After a week of being stuck in bed, the solitude is already starting to get to me. I went from being extremely social and interacting face to face with several people a day to having a small amount of human contact since most of my interactions these days are by phone, text, email, Facebook, and now this blog. Even in this technological day and age, absolutely nothing compares to in-person interactions/communication. I don't think I will ever take this for granted again. I had a breakdown the morning of my week anniversary here at The BirthPlace because it was the first day that was very quiet. The nurses were concerned about my sad state so they sent in the social worker and hospital chaplain to offer some guidance. Since arriving, I have had a good amount of visitors for the holidays and my birthday because most of my family and friends were off of work. Now, work has started back up for most and the number of visitors are down to a slow trickle. This leaves long stretches of time where the only human interaction I have is with my nurses when they come in to feed me various drugs. Not only is loneliness setting in, but the loss of independence and freedom is equally as frustrating. Since I can only get out of bed to use the bathroom, all other normal activities must be modified versions which are to be done while in bed. For instance, I am not able to take a shower, wash my hair, brush my teeth, etc. unless I am lying down. Sponge baths are my new best friend. Washing my hair is also a challenge because the nurse has to do it in the sink and transfer me to a special gurney which lines up with the counter. Plus, the nurse can only do this in a moment of downtime since it is a little time consuming. This means that my hair is getting washed about once a week if I am lucky. Dry shampoo is another new best friend I have made. Not being able to leave my room or go outside is getting very claustrophobic so I am now leaving my door wide open so I can at least listen for signs of human life in the hallway and sometimes I even get to see one of these humans walk by!
The one thing that really helps keep my sanity in check is this new Facebook group I started shortly after arriving here. I quickly asked the nurses about other women in my same situation who are staying at the hospital too. They were able to confirm that there were a handful of others just like me but they could not give me their information because of patient confidentiality. Instead, I gave permission to the nurses to distribute my information in order for these women to friend me on Facebook. I added them to a private group where we could chat and share our stories with each other. Within a matter of a couple of days, we were all in the group and sharing up a storm. It was so refreshing to know that we all have such similar stories and experiences which helped make things a little less isolating and foreign. In addition, some of the women have either done this before or have been here long enough to give really helpful and supportive advice. On my week anniversary when the tears could not stop falling, I quickly turned to the group to let them know what was going on with me. Immediately, they were all responding to my post and telling me that they have been through the same exact thing and described what they did to make themselves feel better. This strange new sorority has truly been my saving grace and will continue to make this experience more bearable. As we all come and go, I hope that this group will keep going in order to continue to help future bed rest moms who are in need of support and friendship.

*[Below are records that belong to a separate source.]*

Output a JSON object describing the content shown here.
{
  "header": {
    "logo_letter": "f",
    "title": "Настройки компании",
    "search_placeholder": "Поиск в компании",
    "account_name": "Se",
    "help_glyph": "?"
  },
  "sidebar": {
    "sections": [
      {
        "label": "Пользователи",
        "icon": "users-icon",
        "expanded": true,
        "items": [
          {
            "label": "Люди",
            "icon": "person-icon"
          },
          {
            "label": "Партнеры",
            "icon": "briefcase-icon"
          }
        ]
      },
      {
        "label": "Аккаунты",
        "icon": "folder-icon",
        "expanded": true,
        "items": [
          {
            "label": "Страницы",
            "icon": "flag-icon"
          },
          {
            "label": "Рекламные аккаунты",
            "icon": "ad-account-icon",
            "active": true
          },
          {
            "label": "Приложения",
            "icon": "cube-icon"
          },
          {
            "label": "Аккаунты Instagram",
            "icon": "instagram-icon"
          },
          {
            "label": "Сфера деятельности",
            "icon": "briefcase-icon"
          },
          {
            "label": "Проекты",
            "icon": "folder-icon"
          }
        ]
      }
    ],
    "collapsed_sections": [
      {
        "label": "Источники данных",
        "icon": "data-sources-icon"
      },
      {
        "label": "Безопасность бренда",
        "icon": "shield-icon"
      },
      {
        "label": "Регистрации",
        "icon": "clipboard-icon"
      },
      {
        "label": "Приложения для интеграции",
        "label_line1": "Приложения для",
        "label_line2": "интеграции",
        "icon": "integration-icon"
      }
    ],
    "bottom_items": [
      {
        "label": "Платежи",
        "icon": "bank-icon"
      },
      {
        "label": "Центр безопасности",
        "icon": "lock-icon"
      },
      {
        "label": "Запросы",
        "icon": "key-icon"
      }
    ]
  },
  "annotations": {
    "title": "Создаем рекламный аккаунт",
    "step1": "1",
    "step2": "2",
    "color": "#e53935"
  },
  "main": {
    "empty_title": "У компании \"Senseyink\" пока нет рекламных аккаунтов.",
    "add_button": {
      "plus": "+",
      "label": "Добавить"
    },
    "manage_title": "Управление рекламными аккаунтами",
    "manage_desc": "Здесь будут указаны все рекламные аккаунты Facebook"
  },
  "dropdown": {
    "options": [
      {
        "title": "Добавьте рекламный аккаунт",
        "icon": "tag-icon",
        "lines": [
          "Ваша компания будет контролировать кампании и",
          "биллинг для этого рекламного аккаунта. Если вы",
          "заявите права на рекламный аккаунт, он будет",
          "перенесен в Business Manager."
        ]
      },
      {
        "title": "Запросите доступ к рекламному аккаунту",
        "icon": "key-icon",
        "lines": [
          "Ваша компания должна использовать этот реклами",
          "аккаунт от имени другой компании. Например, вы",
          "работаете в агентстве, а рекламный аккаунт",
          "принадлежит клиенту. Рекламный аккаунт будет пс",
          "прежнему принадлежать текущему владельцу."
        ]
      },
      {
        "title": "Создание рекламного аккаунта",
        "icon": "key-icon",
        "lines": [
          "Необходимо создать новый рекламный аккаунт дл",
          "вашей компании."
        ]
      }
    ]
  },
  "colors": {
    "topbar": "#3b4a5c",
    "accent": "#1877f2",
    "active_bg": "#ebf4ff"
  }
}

In addition to the new friends I have made, I received a very nice surprise from one of the nurses which has helped cheer me up. She arrived with a very large decorative sunflower to hang on my wall and a truly inspiring story to go with it. About three years ago, a mom on bed rest who was pregnant with twins bought this sunflower to hang in her room. Her twins were able to be delivered at full term and were very healthy so she suspected that this sunflower had something to do with the positive outcome. Before she left the hospital, she gave the sunflower to the nurses with specific instructions that this sunflower should continue to hang in patients' rooms for other moms on bed rest, specifically moms with twins on the way. On the back of the sunflower, everyone who has kept the sunflower in their room has their name listed and each and every one of them had the same positive outcome with their own twins. Not only does it brighten up my room but it has magical powers...just like those jeans in the Sisterhood of the Traveling Pants. Yeah, I know you're jealous of my magical flower. But seriously, this flower helps remind me that even though I have had a drastic change in my day-to-day life, the reason for me being here and making this huge sacrifice is to ensure that these babies stay alive and are born healthy and happy.
*The song "I Miss the Mountains" is from the 2009 Broadway musical Next to Normal which is about a mother named Diana who struggling with bipolar disorder. Not the happiest of subjects, but the show is amazing with great music...plus it won the Pulitzer Prize for Drama. I obviously don't have bipolar disorder or any mental illness for that matter, but this one song really describes what I have been feeling over the past week. In the song itself, Diana describes how she misses her life before her illness and that she yearns for normal again. Now I have a new version of normal which I am slowly getting used to but it is encouraging to remind myself how temporary this is. There is an end in sight where I will be rewarded with two beautiful angels in my arms and then the sunflower will be passed on.